Plans were made to turn Postcards into a movie starring Meryl Streep. Fisher was hired to write the screenplay and Mike Nichols signed on as the director. As Fisher says in Drinking, in the late 1980s she was living in New York with Simon and she kept leaving to visit the movie set. This led to the end of their relationship.
1990. The movie of Postcards came out. Fisher's second novel, Surrender The Pink came out (like Postcards, this book draws from her life and Pink is based on her relationship with Simon. Simons album Rhythm of the Saints came out. It contains what Fisher says is "the last song Paul ever wrote about me"; it's called "She Moves On".
Now, I read and watched Postcards, I read Pink, and I know a lot of Simon's songs, plus I'll read whatever magazine article I can find online. But none of that means anything. Nobody really knows what happens in a relationship. The people actually in it don't always know.
But there's one thing that I find interesting. Simon & Garfunkel provided the songs for Mike Nichol's The Graduate. They all became friends I guess.
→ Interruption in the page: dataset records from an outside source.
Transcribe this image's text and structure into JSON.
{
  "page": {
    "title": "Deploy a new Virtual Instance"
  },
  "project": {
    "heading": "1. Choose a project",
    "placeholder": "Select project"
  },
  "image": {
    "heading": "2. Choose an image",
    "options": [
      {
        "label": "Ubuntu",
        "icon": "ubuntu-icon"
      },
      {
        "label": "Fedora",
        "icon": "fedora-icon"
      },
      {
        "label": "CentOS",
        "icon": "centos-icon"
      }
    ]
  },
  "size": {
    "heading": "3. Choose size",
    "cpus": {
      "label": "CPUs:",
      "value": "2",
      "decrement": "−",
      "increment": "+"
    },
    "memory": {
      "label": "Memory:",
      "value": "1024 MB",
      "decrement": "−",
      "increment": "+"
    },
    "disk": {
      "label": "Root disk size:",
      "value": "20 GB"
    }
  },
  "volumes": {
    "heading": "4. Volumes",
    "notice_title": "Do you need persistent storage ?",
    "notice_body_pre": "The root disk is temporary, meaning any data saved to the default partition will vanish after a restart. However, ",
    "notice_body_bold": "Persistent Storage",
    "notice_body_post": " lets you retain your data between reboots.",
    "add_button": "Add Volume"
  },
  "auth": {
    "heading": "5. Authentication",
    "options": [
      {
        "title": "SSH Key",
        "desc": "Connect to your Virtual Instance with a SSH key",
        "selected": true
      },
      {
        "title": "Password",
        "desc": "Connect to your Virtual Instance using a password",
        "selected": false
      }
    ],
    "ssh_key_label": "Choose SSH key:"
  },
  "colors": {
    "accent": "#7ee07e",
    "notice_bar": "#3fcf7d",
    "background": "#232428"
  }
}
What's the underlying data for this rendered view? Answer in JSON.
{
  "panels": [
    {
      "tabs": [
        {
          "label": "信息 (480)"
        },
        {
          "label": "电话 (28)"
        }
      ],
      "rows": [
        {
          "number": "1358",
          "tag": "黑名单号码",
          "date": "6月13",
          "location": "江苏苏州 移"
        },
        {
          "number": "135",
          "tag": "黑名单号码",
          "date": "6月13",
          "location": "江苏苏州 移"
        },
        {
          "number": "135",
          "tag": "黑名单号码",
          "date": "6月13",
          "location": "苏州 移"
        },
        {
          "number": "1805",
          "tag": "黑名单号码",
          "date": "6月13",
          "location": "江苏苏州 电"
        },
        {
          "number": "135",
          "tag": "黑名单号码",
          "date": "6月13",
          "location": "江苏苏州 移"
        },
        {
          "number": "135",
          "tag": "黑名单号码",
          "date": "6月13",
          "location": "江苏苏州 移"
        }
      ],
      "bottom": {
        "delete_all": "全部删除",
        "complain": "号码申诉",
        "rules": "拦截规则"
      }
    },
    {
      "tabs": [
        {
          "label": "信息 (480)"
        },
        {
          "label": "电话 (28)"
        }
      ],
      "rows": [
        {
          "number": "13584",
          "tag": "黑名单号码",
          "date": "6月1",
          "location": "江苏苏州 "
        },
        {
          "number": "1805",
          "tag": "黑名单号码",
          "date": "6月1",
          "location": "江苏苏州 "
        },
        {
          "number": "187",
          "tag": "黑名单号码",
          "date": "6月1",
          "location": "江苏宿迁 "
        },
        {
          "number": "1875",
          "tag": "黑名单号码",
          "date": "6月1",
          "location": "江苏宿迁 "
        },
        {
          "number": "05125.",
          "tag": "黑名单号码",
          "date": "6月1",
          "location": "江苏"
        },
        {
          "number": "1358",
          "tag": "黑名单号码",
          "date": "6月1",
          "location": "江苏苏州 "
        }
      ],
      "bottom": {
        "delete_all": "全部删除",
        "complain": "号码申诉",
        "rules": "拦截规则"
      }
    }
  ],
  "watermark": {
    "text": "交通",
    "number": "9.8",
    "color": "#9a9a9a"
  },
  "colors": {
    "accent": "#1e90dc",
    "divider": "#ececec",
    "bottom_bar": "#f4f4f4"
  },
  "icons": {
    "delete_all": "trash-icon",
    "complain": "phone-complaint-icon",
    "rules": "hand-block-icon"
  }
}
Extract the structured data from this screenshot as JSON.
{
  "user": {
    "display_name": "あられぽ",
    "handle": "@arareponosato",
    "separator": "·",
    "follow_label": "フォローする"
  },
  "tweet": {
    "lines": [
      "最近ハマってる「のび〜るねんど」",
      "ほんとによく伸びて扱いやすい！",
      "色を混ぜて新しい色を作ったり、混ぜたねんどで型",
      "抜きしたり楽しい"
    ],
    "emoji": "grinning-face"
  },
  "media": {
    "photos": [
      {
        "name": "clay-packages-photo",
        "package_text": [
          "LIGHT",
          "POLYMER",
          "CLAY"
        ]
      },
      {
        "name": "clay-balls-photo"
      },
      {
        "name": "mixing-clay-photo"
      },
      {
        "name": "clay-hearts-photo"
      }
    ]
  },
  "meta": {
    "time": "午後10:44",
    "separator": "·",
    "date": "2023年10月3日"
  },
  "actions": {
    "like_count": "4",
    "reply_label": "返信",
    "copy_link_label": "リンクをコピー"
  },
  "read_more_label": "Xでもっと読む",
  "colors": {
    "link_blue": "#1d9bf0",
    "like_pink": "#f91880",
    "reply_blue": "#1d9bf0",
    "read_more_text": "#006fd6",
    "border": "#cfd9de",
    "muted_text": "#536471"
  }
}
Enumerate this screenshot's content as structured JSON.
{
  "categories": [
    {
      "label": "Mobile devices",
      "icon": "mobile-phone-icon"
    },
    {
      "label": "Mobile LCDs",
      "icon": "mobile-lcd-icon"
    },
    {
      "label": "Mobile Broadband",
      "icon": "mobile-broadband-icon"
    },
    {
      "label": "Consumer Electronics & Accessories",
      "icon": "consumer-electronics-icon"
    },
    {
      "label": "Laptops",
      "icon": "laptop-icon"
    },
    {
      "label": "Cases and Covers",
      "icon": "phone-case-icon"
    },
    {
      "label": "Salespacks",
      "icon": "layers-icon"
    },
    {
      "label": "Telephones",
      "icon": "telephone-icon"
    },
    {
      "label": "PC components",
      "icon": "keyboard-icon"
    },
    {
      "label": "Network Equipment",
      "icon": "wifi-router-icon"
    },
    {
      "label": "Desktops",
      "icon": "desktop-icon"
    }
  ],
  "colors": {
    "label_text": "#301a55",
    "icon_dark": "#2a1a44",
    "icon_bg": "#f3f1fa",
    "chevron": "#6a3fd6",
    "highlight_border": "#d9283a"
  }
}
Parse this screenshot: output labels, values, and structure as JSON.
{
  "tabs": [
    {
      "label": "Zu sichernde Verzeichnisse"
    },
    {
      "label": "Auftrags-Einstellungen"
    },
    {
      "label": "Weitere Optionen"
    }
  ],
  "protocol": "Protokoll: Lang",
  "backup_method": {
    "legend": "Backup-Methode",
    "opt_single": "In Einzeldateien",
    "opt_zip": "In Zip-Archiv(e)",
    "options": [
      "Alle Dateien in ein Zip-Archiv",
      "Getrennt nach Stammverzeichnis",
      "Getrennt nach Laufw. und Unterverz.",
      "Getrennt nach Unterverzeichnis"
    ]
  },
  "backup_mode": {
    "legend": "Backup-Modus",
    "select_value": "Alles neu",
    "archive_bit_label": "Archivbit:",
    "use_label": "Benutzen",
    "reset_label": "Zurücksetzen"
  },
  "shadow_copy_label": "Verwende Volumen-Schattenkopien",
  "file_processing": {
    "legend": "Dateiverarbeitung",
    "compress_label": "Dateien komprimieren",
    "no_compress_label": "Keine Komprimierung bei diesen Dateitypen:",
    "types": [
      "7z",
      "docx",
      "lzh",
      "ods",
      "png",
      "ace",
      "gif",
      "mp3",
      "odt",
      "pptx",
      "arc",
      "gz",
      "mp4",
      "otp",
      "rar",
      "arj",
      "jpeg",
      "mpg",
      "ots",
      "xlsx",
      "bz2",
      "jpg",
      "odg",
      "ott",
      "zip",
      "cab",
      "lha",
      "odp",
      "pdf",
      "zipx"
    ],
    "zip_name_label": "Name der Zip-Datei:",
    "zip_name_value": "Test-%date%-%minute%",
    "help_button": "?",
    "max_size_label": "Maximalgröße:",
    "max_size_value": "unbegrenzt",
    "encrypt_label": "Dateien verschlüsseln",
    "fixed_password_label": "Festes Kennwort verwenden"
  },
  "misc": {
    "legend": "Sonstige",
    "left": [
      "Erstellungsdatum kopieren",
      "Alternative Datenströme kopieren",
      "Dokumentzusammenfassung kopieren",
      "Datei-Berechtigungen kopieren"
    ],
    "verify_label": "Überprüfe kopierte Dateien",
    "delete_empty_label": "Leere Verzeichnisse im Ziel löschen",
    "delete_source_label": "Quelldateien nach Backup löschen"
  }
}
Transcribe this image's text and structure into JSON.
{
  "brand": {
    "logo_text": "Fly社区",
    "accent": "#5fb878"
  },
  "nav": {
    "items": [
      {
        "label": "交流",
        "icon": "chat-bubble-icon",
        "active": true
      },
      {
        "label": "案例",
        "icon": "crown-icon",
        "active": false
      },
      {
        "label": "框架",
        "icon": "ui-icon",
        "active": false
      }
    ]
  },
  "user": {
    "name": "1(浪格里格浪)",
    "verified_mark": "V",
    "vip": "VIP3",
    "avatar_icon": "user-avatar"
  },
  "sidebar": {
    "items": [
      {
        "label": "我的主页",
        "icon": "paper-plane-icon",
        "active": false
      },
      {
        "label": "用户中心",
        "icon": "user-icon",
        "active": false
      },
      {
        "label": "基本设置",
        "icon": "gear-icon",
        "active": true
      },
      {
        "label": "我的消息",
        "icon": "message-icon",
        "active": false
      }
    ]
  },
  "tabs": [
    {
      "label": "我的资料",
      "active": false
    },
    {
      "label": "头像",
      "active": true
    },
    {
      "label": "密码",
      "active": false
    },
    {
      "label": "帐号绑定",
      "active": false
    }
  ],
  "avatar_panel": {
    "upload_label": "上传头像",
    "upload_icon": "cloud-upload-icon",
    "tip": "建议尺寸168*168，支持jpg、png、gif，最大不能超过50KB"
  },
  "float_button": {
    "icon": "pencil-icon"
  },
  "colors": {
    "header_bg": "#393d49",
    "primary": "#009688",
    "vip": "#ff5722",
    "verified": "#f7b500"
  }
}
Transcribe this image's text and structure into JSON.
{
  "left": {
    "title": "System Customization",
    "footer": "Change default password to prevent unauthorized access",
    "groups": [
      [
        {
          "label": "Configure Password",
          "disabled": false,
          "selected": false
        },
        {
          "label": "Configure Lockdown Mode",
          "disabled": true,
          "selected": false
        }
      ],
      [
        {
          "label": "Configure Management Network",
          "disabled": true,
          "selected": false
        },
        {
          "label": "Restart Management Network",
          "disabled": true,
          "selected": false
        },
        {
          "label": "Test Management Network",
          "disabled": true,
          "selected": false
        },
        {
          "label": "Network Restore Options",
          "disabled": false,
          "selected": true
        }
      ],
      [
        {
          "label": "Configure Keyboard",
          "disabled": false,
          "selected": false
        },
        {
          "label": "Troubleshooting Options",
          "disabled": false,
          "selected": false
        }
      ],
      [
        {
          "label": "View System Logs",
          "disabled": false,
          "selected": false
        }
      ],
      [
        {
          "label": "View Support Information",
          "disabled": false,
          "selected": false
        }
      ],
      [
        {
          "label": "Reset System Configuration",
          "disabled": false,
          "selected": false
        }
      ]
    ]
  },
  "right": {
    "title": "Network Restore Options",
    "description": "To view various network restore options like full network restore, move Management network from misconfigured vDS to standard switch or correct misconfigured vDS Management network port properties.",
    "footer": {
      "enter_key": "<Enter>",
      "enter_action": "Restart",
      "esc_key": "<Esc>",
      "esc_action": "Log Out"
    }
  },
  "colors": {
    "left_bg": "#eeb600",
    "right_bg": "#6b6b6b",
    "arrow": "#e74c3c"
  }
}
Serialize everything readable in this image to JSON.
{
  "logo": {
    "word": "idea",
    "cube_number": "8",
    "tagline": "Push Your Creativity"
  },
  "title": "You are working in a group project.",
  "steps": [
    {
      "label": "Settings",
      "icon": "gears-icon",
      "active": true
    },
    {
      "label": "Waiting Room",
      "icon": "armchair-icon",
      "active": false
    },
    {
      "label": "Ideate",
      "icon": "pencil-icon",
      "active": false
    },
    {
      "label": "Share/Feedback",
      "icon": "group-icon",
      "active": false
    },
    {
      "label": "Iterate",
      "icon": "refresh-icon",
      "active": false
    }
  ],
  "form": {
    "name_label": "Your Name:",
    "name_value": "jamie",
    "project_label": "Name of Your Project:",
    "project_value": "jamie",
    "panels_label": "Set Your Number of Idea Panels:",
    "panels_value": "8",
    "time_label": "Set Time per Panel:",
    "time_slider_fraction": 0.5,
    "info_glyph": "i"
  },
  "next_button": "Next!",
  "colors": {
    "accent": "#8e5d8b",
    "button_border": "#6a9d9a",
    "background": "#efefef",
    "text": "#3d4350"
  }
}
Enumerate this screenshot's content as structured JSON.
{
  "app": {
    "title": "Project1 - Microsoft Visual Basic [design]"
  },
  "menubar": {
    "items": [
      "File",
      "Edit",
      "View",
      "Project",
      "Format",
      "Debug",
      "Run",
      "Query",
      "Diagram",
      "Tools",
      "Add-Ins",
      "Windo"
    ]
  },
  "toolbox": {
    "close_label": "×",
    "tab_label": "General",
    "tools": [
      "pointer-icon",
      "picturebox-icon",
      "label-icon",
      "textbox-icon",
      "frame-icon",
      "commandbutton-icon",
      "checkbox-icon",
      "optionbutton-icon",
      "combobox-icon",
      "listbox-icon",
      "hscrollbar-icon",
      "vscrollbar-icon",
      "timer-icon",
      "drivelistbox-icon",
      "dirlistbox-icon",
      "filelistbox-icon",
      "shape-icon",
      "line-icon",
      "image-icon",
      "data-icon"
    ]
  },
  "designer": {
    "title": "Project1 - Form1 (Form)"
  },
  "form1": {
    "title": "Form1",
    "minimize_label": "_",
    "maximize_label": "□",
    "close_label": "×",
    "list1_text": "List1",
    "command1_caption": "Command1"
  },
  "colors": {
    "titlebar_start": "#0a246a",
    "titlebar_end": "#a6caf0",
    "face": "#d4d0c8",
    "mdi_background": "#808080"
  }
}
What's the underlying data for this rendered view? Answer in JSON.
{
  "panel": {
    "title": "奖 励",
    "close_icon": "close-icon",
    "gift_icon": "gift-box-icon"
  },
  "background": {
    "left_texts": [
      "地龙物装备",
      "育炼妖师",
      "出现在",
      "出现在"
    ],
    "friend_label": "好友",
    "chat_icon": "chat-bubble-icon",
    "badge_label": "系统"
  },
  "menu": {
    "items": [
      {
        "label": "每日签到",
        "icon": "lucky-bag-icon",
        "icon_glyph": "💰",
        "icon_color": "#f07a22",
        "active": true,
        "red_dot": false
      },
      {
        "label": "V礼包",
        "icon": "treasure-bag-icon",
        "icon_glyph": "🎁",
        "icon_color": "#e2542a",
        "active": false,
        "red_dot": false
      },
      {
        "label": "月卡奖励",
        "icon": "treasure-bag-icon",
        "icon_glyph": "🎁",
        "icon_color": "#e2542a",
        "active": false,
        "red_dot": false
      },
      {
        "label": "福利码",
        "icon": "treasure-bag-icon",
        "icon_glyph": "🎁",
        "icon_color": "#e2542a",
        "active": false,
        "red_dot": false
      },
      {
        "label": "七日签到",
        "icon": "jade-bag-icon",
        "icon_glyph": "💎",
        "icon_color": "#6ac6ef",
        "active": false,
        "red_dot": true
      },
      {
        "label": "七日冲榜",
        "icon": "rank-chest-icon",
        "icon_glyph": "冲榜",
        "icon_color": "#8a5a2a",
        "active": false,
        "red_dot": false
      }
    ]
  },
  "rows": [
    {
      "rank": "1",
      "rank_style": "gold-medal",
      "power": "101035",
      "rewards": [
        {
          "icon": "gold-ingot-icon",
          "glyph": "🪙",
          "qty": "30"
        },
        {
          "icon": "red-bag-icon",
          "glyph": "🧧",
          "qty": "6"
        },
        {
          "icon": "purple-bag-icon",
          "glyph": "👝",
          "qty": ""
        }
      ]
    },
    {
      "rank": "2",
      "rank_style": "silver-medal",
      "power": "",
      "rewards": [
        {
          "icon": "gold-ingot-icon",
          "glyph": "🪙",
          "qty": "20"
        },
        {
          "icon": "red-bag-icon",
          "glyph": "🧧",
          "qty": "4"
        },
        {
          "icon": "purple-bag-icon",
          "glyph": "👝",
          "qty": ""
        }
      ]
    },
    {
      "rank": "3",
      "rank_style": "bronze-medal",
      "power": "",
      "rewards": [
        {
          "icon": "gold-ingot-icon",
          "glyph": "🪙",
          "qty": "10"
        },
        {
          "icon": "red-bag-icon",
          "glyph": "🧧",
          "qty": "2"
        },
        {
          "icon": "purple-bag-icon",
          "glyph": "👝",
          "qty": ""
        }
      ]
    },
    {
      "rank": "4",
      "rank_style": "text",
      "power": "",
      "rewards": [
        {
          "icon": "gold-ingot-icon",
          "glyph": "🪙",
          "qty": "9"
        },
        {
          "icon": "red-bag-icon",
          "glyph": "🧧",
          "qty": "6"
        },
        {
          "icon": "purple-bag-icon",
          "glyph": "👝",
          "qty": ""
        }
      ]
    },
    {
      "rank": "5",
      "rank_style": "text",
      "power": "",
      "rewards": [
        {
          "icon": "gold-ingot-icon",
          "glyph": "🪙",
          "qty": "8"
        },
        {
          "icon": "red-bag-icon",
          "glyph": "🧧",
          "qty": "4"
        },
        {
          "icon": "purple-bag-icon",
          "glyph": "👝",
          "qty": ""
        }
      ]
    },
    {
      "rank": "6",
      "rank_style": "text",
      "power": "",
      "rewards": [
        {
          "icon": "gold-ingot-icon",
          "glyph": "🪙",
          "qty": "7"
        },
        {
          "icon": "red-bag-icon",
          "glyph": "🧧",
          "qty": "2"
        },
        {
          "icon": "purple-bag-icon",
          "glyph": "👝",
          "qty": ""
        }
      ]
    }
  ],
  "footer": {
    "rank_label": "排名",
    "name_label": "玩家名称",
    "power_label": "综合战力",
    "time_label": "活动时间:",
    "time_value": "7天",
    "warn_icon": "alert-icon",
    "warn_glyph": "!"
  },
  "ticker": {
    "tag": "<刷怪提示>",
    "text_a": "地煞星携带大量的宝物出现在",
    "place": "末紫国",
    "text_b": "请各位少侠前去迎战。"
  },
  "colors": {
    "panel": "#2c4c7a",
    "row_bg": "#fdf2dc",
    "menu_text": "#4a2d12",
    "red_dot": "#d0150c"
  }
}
Then Garfunkel was cast in Nichol's next project, Catch-22, while Simon was left alone and pissed in NYC. Simon ended up putting his anger into the 2011 Honda Accord theme song, "The Only Living Boy In New York".
Twenty years later, Mike Nichols took away another partner and Simon wasn't even asked to provide any songs (Carly Simon did the music).
That is what really fascinates me about the whole thing.